The Bronze Rule (Revisited)
May 02, 2024I received this email in response to my musings on the Gold, Silver, and Bronze rules, and I want to respond here because I have an important lesson to share.
“What if you reflect upon your actions and whilst you expect others to reflect on theirs, they "don't and won't?”
The key word here is “expect.”
We have to enter each rupture without expectation while realising the sheer futility of this for most of us.
Let’s say you fight with a loved one, and later, you reflect and take responsibility for how you responded, expecting them to do the same. You’re in victim consciousness, playing the role of the Hero and casting them as the Villain.
The strength of the Bronze Rule is taking responsibility not because you want to play quid pro quo but because you know it’s the right thing to do. It’s your North Star, a part of your new conscious wiring.

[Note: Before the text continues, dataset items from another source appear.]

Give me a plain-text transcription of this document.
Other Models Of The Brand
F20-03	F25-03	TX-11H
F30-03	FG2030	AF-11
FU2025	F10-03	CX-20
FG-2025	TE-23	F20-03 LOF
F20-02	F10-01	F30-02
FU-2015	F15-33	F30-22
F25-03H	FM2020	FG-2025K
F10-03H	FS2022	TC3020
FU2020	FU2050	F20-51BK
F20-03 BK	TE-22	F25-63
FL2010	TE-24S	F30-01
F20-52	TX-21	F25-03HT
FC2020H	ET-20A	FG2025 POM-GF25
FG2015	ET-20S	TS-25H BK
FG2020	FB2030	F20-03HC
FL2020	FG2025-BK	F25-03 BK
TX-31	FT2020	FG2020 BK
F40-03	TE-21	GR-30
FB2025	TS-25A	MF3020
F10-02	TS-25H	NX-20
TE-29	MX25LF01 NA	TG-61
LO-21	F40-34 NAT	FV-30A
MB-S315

And yet, the human condition springs an unwanted dichotomy onto us.
While you’ll eventually learn the value of the Bronze Rule, it takes time for your habits to change, meaning you’ll likely fail to take responsibility without expectation.
Expectations will remain.
You will want the other to respond in kind.
So you’ll fail.
Repeatedly.
And this is where compassion comes in.
You won’t nail it the first time.
What’s important is you’re learning to recognise when you’ve had a breach of integrity and choose to get back in line by taking responsibility.
To put a bow on this, if you take responsibility for your part in an argument with a loved one and they don’t, and you respond from below the line, later, post-reflection, you go back and take responsibility for that.